Fraudulent concealment.

The court rejected the defendants’ contentions that the plaintiffs’ claims for damages from the period before October 2008 were time-barred. While the defendants could later bring motions based on the statute of limitations periods, upon a more complete evidentiary record, the plaintiffs adequately alleged at the pleading stage that the limitations period was subject to tolling by fraudulent concealment. The complaints alleged public, putatively false statements by various defendants affirming their compliance with applicable antitrust laws, as well as the existence of vigorous price competition in the lithium ion battery market, the court noted.

Rejected was the defendants’ contention that the plaintiffs should have undertaken an inquiry sufficient to overcome the defendants’ various methods of alleged subterfuge in light of economic data and market characteristics, such as price curves or the high degree of concentration in the lithium ion battery industry. It was not unreasonable for the plaintiffs to take the defendants’ public statements at face value prior to the May 2011 disclosure of the Justice Department’s investigation into alleged price-fixing in Defendants’ industry, the court explained.

The case is No. 13-MD-2420-YGR, MDL No. 2420.

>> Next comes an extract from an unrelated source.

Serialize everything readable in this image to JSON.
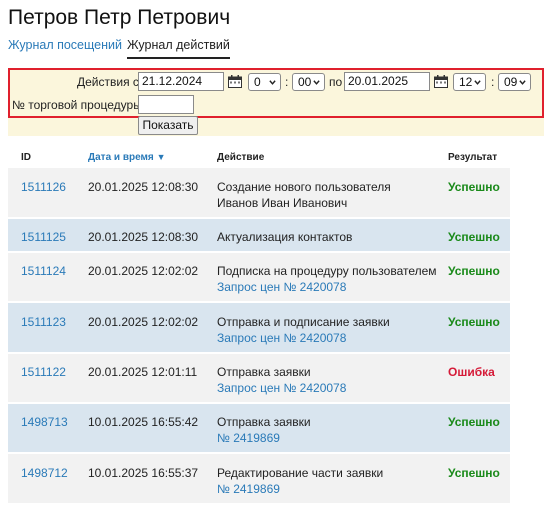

Attorneys: Jeff D. Friedman (Hagens Berman Sobol Shapiro LLP) for Kevin Young. Lindsey A. Davis (Zelle Hofmann Voelbel & Mason LLP) for The Stereo Shop. Nicole M. Acchione (Trujillo Rodriguez & Richards, LLP) for A-1 Computers Inc. Beth Targan Seltzer (Barrack Rodos and Bacine) for First Choice Marketing Inc. Allan Steyer (Steyer Lowenthal Boodrookas Alvarez & Smith LLP) for Automation Engineering, LLC. Todd Anthony Seaver (Berman DeValerio) for Univision-Crimson Holding, Inc. Kenneth P. Ewing (Steptoe & Johnson LLP) for LG Chem Ltd. Jeffrey L. Kessler (Winston & Strawn LLP) for Panasonic Corp. and Sanyo Electric Co, Ltd. John C. Dwyer (Cooley LLP) for Sony Corp.

Companies: Sanyo Electric Co., Ltd., and LG Chem, Ltd.